"Our Children and Grandchildren are not merely statistics towards which we can be indifferent" JFK

Friday, March 5, 2010

Obama administration pulls up short on estimated deficits

Another bullish day in the equity market as the Labor Number was better than expected. The government after careful massaging of data, seasonally adjusting and backing in to their birth/death rate model yielded a net loss of 36,000 jobs in February and no change to the unemployment rate!

The Cheetos eating, Red Bull drinking gamers on Wall Street were giddy and launched the Dow 122 points. Of course, the volume was at best nominal, but hey, we don’t need volume and we obviously do not need jobs to spawn a rally.

The gamers were in a state of Nirvana by the closing bell, THEN; the Congressional Budget Office chose to reward today's bullish sentiment with the following deficit projection updates. Appears at our current pace, this country will officially be bankrupt in a decade.

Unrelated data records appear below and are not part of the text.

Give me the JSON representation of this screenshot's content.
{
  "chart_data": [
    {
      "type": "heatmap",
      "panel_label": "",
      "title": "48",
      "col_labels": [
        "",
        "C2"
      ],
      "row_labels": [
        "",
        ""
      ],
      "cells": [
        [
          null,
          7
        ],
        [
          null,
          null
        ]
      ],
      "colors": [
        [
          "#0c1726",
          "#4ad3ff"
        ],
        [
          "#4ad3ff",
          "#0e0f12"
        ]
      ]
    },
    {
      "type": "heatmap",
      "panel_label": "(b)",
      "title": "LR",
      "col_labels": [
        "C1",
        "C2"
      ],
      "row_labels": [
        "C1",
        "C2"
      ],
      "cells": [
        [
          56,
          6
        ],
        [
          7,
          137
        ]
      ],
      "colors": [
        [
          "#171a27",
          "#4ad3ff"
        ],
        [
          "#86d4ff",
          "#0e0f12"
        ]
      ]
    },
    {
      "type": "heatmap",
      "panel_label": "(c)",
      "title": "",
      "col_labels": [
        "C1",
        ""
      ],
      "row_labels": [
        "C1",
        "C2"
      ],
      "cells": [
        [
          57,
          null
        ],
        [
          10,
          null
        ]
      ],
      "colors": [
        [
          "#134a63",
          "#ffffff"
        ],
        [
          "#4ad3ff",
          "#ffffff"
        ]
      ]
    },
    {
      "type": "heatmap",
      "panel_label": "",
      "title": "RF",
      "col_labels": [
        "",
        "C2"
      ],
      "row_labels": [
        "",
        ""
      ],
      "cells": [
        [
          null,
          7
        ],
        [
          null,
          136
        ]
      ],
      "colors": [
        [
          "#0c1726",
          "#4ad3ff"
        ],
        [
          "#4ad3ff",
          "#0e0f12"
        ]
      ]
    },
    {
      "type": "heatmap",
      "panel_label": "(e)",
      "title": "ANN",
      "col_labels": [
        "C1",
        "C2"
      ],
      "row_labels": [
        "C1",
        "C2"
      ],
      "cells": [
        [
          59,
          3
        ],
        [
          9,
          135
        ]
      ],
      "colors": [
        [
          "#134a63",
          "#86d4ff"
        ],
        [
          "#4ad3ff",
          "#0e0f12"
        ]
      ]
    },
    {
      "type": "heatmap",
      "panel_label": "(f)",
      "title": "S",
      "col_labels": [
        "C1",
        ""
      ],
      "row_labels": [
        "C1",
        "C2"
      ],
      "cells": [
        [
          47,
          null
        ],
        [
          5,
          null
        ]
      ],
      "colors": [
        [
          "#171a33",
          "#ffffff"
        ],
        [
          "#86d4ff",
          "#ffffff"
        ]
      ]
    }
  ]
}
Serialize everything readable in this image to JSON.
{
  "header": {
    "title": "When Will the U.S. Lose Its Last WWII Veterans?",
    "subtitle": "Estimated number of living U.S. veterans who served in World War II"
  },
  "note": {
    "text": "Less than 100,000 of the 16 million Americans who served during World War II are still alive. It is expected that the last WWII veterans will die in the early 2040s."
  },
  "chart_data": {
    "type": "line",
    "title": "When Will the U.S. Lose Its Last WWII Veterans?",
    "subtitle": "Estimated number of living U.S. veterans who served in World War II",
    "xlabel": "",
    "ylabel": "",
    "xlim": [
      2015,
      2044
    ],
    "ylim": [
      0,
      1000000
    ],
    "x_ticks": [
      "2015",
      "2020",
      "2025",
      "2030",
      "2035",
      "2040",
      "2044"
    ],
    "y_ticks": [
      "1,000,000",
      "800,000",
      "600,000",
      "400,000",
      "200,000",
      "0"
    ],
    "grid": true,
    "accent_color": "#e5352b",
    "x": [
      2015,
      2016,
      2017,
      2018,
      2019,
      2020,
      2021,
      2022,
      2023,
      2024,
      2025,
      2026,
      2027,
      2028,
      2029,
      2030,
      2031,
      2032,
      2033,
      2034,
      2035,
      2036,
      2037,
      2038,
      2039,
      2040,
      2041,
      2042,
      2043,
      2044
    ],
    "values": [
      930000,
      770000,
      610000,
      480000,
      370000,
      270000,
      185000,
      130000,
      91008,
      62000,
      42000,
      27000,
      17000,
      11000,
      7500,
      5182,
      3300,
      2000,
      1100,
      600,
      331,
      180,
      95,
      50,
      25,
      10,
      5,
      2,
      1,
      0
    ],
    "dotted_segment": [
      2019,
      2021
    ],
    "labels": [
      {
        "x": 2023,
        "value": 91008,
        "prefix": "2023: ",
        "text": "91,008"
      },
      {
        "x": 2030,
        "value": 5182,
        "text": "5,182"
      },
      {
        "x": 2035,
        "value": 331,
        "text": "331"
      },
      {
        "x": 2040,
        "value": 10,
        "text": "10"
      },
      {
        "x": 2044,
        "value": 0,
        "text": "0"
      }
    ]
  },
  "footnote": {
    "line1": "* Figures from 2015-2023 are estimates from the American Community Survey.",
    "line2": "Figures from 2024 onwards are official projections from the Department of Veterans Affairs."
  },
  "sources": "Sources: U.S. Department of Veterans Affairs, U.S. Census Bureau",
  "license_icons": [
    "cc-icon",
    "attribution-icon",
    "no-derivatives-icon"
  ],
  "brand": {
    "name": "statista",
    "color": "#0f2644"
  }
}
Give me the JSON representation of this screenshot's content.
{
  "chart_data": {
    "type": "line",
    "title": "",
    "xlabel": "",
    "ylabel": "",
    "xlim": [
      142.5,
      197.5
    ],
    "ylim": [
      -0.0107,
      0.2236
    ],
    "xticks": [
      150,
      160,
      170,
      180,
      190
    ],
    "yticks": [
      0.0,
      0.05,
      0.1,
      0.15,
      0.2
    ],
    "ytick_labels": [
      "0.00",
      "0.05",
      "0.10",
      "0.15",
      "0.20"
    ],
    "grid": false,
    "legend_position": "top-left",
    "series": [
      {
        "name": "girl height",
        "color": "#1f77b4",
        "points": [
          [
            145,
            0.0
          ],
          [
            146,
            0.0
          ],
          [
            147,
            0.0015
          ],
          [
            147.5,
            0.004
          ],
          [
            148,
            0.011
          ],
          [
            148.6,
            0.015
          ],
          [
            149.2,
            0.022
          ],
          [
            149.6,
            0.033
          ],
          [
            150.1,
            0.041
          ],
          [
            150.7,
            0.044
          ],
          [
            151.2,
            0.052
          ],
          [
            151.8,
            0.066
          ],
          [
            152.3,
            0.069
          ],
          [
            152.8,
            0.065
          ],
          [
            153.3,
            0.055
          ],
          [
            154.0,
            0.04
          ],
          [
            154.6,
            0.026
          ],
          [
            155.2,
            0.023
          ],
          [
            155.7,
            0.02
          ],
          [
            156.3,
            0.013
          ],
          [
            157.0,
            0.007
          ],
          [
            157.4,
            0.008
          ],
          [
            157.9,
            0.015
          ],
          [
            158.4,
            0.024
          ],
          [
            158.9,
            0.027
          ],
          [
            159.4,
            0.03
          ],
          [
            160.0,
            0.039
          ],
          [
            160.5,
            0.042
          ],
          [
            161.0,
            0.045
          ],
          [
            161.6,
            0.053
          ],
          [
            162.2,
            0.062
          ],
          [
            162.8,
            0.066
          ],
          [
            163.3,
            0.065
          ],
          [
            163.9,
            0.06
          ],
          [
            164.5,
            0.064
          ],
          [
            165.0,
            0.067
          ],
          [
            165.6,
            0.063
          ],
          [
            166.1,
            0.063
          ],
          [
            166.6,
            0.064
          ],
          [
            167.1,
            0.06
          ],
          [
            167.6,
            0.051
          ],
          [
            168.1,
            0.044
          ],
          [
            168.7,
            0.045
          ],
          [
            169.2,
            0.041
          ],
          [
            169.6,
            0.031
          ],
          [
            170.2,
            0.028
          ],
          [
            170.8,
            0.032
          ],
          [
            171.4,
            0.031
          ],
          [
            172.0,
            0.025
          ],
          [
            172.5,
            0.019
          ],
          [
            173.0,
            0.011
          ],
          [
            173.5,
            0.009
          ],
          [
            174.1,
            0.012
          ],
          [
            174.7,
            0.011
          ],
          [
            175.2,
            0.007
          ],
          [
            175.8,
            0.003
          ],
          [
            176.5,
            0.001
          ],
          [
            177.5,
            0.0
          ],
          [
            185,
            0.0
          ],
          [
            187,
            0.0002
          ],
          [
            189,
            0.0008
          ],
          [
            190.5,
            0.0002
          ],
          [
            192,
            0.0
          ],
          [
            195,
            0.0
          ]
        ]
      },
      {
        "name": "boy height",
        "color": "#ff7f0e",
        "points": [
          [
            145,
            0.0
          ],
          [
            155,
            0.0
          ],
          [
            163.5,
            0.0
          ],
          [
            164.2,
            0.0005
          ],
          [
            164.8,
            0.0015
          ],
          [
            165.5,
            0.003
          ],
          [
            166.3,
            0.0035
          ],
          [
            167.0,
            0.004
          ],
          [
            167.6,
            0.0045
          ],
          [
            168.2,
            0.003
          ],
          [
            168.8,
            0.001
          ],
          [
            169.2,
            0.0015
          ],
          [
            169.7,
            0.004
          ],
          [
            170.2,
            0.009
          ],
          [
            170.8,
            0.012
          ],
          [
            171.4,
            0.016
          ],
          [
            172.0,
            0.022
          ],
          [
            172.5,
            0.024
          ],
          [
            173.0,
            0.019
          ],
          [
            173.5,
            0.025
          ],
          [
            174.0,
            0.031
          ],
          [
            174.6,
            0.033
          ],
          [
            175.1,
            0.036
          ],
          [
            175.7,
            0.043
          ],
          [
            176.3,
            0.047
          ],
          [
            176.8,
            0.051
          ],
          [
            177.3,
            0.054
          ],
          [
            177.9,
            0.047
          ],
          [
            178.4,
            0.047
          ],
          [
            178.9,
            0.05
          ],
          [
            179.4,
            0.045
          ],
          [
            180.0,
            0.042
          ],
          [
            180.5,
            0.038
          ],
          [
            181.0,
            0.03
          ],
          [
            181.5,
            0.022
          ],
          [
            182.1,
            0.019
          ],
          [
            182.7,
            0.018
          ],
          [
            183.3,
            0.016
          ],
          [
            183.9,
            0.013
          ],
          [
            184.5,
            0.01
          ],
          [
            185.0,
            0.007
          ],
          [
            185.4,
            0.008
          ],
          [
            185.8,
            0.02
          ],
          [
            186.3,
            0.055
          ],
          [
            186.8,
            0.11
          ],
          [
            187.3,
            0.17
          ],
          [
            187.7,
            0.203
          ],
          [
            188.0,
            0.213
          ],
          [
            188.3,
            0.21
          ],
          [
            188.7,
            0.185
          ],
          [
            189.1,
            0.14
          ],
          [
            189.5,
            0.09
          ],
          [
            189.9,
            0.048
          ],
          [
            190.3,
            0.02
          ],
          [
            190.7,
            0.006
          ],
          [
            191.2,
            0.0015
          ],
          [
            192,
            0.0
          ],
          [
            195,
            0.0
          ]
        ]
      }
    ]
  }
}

Don’t worry, this assures Wall Street and the Big Banks astounding compensation packages for years…then they will simply set up their boiler room in another country, manipulate that government, take hideous amounts of risk, and secure a bailout…


March 5 (Bloomberg) -- President Barack Obama’s budget proposal would generate bigger deficits than advertised each year for the next decade, with the 10-year shortfall totaling $1.2 trillion more than the administration estimated, according to the Congressional Budget Office.

The nonpartisan CBO, in an annual analysis of the White House budget proposal, said today that under Obama’s plan deficits would never shrink below 4 percent of the economy between now and 2020. The cumulative deficits would total $9.76 trillion, and debt held by the public would amount to 90 percent of the nation’s gross domestic product by 2020, the CBO said.

By 2020, the federal debt would grow to $20.3 trillion under Obama’s budget, according to CBO.

Those figures are all higher than the administration estimated last month when it said its budget would cut the deficit to as low as 3.6 percent of GDP, with total shortfalls over 10 years totaling $8.5 trillion. The publicly held debt would grow to 77 percent of GDP in 2020, under the administration’s estimate.

This year’s deficit will total $1.5 trillion, according to the CBO report.